Shares of Under Armour Inc. (NYSE: UA) (NYSE: UAA) dropped 11.2% in July, according to data from S&P Global Market Intelligence , following the athletic apparel and footwear specialist's second-quarter 2018 results .
Curiously, Under Armour climbed around 4% on July 26, following the release of its quarterly report that morning. But then Under Armour declined more than 6% the following day as investors absorbed the news, and it only continued to drift lower from there.
To be clear, Under Armour's actual second quarter was solid. Revenue climbed 8% year over year to $1.2 billion, beating expectations thanks to a modest return to growth from its core North American segment, where sales rose 1.6%, to $843 million. That translated to an adjusted net loss of $34 million, or $0.08 per share (and that was after excluding $62 million in restructuring costs), which was essentially in line with consensus estimates.
CEO Kevin Plank said, "The ongoing improvements in our structure, systems, and go-to-market process across our global business better position us to drive a more consistent, predictable path to deliver for our consumers, customers, and shareholders over the long term."
Under Armour also told investors that it identified roughly $80 million of additional restructuring initiatives during the quarter. As such, its 2018 restructuring plan is now expected to result in pre-tax charges of $190 million to $210 million (up from the previously communicated range of $110 million to $130 million).
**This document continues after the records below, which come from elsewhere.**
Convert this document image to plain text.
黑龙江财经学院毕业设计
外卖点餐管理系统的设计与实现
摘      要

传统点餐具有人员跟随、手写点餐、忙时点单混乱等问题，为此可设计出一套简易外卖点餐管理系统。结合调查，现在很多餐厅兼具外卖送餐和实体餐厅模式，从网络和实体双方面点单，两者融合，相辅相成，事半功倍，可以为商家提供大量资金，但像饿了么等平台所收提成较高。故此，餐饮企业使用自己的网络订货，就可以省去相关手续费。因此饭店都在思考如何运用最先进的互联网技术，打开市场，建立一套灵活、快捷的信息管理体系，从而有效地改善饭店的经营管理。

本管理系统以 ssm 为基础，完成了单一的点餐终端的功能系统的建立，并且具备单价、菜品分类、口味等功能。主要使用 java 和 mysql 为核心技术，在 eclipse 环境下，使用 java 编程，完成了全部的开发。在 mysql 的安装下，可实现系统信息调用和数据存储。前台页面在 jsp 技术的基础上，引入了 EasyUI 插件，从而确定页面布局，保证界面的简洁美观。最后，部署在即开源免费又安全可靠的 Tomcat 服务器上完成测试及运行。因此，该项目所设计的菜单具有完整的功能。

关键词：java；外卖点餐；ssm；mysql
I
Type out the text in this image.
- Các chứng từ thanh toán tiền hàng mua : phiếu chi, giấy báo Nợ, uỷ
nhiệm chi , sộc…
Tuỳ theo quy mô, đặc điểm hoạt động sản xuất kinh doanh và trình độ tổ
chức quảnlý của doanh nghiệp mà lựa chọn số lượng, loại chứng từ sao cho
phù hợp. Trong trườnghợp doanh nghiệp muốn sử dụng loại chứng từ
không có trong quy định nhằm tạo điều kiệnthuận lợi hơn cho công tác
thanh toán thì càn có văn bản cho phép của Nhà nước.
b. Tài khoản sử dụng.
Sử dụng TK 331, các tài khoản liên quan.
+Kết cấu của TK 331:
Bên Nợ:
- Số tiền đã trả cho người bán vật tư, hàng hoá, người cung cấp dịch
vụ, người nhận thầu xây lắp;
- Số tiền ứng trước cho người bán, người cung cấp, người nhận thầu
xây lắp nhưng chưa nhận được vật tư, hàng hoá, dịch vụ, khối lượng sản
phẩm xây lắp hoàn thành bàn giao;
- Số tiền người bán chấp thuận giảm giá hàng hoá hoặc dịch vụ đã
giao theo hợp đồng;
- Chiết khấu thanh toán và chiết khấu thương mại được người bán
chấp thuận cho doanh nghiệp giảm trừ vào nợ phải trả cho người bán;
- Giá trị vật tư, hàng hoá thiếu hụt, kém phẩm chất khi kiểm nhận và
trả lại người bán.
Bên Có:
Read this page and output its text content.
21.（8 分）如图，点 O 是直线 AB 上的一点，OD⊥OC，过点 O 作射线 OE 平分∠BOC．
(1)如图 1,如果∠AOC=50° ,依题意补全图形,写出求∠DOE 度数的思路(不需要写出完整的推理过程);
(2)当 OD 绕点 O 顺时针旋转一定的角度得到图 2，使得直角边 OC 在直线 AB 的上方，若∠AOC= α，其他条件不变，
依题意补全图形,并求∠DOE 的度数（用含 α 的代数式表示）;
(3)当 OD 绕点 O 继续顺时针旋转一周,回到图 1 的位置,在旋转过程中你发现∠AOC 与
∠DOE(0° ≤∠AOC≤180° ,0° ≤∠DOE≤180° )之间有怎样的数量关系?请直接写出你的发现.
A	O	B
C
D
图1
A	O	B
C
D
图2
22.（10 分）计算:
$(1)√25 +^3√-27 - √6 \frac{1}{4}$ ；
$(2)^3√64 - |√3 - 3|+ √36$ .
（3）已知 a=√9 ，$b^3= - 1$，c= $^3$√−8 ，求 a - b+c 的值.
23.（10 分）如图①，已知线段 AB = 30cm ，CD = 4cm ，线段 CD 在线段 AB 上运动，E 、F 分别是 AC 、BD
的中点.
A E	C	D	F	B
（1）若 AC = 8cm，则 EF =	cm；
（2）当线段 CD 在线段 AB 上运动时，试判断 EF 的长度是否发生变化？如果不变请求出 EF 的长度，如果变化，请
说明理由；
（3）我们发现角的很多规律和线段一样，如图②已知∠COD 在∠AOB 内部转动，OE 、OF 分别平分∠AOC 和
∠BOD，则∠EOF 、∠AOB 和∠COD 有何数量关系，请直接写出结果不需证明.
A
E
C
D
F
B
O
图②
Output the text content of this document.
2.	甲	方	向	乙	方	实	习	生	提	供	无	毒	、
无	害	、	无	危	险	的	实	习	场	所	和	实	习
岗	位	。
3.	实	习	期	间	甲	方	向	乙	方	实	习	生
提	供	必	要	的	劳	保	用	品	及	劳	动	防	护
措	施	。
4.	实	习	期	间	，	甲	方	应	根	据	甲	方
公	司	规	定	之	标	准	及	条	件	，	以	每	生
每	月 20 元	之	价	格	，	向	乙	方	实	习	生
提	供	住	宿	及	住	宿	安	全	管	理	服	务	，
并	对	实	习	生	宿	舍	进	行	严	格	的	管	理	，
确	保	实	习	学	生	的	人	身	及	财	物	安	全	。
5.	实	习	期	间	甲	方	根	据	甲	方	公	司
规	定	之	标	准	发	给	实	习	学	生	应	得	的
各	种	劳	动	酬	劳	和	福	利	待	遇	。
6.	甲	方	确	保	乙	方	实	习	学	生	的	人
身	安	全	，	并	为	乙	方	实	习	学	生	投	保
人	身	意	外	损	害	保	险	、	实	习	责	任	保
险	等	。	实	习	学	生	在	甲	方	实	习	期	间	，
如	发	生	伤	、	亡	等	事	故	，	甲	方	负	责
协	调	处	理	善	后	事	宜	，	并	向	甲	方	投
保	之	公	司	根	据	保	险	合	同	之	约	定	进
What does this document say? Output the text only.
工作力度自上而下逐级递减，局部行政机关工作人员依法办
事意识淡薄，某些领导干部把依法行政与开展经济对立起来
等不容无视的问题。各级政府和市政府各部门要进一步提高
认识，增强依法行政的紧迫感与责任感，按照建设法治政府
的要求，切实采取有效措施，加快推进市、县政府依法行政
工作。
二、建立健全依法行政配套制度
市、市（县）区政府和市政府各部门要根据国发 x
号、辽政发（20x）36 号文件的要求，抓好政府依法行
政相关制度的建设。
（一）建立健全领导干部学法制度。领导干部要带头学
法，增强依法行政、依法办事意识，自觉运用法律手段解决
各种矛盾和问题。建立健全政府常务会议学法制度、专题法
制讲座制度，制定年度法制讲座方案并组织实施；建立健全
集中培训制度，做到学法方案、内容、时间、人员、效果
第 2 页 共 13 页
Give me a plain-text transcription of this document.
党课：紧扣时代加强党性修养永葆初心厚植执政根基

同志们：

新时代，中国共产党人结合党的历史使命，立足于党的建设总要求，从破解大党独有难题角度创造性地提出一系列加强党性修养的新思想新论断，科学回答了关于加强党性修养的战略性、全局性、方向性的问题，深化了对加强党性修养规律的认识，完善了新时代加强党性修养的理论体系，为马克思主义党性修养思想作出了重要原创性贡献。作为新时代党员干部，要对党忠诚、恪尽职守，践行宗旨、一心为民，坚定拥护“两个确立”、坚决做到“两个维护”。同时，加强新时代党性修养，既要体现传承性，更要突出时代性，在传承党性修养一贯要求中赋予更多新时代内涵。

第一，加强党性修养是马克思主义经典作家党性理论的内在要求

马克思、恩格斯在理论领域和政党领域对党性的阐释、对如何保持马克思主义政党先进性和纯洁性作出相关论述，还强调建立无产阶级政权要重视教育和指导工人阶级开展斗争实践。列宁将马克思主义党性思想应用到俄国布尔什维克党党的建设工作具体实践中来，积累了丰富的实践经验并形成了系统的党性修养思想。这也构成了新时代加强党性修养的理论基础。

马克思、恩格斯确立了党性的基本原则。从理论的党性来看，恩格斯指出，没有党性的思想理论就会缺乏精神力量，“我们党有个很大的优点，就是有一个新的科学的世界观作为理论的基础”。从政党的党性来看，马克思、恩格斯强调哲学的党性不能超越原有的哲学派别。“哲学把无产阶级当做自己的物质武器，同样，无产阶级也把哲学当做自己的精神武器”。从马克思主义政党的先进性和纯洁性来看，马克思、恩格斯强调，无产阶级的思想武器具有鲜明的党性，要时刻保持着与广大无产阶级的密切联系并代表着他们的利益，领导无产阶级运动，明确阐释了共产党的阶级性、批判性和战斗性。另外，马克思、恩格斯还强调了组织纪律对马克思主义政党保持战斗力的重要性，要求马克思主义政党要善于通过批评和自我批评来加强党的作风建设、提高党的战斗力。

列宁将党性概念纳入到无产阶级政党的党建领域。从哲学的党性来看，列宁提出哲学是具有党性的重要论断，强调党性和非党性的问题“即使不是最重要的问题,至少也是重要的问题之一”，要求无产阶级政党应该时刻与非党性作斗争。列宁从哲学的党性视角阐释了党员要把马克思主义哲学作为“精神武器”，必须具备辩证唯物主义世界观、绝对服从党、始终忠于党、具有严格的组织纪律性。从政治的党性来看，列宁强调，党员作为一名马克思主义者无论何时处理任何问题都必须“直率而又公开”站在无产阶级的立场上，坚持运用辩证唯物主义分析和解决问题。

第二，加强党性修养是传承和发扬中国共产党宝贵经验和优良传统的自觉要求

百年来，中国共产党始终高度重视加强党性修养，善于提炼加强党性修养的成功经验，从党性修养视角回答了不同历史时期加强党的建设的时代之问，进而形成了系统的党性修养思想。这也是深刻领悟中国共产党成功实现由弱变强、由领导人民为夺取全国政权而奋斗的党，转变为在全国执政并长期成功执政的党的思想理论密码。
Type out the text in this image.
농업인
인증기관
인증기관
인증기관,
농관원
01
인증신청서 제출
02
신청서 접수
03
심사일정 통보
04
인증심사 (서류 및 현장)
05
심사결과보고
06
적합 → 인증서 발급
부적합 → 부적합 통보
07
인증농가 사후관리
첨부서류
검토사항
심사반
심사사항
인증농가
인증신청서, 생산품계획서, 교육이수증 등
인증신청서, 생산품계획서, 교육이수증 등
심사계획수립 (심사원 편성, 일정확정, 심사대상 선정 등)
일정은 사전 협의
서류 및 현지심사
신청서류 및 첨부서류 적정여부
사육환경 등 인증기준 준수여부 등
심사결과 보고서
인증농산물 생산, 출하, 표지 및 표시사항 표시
Looking ahead to the full year, Under Armour also revised its 2018 guidance for revenue to increase roughly 3% to 4% from 2017, marking a more specific prediction, as compared to its previous outlook for low single-digit growth. But Under Armour also called for full-year gross margin to be flat to down slightly from 45% last year -- a reduction from its prior outlook for the metric to climb 50 basis points to 45.5%. Excluding the impact of the restructuring, however, it also reiterated its outlook for 2018 adjusted earnings per share in the range of $0.14 to $0.19.
In the end, there's no denying that Under Armour's turnaround is making progress, and its long-term story appears to remain firmly intact. But given the significant increase in restructuring costs to actually execute that turnaround relative to its original expectations, it's no surprise that the stock gave back its initial post-earnings gains last month.